Note: English version is product of the Google Translate tool. I have no time to translate all this by myself. Please, excuse us if some parts of the text are hard to understand or read.
Everyone who loves cats has their reasons for doing so. But I don’t think anyone has such a specific reason as I have.
I lived in the countryside, we didn’t have a lot of animals. Never cows, sheep and so on, chickens 2-3 times in a lifetime. But we regularly had cats and pigs. Pigs for food, cats for enjoyment and for hunting mice. Although I thought kittens could be eaten too. The kittens lived in the countryside, they had full freedom to do whatever they wanted, to go wherever they wanted, whenever they wanted. But they had no right to enter the house.
One evening, my sister and I went to sleep in the then common room. Bunk bed, I slept downstairs and she upstairs. I sank into my childhood dreams, I don't remember what I dreamed, it doesn't matter. But I remember very well that in the morning, when I was almost awake, I felt some strange warmth and heaviness on me. And it was not distributed all over the body but in specific locations. I remember very well that it was very strange to me then, at that moment I didn’t know how to define it, at that moment I actually ignored that there was something strange. Almost awake like that, I just ignored it.
When I decided that I was finally tired of sleeping and lying down, I shifted on the bed, stretched, opened my eyes first seeing the wooden planks above me. Then, awake, I realized in my head that something was strange to me. Something I can’t define. That weight and some weird, muffled sounds.
I remember, I quickly raised my head and then one of my favorite moments in life happened. I saw our cats lying next to me, on me, in front of me, behind me, on my chest, on my legs, on my left side, on my stomach, sleeping and happily purring. I was thrilled. That’s when I realized where that weird weight, the warmth, and that weird sound came from. The strange sound was purring. I started screaming and calling my mother to come see.
I remember it looked something like this:
Mater: What is it?
Me: Come on!
Mater: What happened?
Me: Come see something!
Me: Come, you will see!
Mater: What will I see, say finally!
Me: Come and you'll see!
My mother ran in fear, not knowing why I was screaming, what was so mysterious that I couldn't say.

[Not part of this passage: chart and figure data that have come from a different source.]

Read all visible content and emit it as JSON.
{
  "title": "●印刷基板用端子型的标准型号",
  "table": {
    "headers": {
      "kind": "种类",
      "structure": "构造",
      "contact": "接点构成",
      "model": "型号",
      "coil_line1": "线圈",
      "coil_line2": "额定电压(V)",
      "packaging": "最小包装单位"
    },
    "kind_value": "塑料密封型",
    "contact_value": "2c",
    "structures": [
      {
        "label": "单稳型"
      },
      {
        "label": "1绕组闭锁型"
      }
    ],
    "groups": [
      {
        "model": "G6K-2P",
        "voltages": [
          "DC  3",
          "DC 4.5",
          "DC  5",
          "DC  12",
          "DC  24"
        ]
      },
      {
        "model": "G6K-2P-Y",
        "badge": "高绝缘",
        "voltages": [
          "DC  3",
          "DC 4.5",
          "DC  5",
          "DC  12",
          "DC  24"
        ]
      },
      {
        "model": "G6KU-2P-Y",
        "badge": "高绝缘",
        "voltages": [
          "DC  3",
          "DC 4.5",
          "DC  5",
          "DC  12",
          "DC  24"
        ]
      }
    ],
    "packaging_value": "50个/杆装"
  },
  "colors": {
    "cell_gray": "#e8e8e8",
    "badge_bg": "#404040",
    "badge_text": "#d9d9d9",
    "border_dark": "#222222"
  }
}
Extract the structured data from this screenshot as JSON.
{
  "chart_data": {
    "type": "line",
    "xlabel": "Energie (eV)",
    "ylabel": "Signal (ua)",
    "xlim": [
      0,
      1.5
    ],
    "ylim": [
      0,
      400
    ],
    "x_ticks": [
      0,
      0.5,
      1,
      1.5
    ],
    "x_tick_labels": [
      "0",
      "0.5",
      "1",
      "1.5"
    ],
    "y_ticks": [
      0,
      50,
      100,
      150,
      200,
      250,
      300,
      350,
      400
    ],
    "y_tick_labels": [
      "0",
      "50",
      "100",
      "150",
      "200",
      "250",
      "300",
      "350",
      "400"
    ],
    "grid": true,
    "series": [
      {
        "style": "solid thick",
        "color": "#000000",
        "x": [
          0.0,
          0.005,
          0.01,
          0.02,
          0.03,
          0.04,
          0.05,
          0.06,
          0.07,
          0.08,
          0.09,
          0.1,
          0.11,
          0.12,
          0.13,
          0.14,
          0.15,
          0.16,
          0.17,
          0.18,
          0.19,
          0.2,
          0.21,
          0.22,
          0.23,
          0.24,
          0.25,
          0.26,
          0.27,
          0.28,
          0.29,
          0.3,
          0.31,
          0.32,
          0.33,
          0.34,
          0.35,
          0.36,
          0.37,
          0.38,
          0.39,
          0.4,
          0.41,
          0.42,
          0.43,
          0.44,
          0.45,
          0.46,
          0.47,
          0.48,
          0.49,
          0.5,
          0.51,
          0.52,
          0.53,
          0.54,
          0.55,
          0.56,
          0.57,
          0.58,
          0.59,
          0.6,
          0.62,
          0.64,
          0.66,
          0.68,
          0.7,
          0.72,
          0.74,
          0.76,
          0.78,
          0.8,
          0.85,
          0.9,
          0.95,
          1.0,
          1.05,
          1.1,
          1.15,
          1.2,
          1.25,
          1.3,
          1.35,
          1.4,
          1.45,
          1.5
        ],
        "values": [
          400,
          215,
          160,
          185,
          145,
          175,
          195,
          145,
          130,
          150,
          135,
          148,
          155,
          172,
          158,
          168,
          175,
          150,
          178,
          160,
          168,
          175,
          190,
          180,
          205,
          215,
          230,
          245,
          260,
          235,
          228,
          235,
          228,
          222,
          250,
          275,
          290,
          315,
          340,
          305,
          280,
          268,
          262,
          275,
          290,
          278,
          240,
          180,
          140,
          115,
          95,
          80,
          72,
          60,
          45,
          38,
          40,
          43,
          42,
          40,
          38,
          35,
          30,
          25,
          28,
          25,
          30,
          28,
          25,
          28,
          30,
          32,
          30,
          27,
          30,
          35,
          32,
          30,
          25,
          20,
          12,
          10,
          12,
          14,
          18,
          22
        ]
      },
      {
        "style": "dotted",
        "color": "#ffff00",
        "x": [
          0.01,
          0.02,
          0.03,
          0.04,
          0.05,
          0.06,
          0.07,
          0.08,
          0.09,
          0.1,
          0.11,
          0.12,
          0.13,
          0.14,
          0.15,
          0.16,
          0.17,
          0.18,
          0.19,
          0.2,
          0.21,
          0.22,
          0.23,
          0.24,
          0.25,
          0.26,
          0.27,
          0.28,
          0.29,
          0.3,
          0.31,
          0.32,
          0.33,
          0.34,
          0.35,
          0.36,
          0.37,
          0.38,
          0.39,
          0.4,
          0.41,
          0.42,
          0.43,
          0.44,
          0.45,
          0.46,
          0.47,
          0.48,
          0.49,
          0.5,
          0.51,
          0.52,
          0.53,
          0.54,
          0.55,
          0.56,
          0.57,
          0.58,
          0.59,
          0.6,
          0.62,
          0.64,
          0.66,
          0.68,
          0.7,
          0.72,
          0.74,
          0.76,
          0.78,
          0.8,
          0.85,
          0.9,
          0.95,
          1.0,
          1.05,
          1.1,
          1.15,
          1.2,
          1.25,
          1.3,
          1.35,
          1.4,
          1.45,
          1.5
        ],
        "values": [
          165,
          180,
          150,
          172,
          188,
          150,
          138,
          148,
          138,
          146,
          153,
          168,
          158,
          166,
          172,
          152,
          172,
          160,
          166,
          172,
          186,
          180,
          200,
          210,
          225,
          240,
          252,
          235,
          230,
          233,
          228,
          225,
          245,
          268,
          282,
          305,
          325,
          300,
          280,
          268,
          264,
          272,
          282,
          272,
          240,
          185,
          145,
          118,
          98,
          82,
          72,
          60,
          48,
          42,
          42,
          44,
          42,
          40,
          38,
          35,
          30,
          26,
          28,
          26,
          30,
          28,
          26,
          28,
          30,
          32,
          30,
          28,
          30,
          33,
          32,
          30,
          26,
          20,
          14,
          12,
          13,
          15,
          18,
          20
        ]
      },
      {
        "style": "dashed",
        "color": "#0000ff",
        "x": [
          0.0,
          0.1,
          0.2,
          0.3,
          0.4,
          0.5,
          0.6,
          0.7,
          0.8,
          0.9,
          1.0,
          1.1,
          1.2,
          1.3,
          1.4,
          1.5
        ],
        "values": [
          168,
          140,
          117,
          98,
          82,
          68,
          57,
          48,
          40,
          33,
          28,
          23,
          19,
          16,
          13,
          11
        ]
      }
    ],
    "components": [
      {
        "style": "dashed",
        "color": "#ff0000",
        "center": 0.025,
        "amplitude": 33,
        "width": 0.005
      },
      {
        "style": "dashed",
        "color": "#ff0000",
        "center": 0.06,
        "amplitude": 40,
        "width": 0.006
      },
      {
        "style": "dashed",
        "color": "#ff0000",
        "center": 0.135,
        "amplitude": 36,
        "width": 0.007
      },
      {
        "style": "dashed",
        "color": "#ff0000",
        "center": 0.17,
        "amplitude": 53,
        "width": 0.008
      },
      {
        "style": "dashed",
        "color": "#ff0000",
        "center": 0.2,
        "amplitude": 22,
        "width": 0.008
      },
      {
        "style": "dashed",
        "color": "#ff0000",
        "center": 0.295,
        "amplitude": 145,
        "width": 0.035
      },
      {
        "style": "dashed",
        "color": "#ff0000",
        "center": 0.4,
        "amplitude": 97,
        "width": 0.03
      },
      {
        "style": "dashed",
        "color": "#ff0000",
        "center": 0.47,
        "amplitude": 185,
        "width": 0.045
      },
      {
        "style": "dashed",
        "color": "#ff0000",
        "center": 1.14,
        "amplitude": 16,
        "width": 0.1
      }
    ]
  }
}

Although the rule was that cats do not have the right to stay in the house, the mother did not immediately drive them out. She left them alone for a while, so I enjoy being with them. Precisely because of the fact that cats are not allowed to enter the house, my enthusiasm was far greater. Because something happened that I could never have expected.
The second part of the enthusiasm belongs to the fact that all the kittens decided to lie with me, which they decided to feel comfortable, cozy and safe next to me and that they want to sleep there too. I interpreted this as an act of friendship, trust, love. And that's where love was born. Mutual. Which still lasts. Although she used to be painful at times, I wrote it here - tugging at the tail and here - the cat on the gallows.
I could add a few more little things to this story, but I won’t now.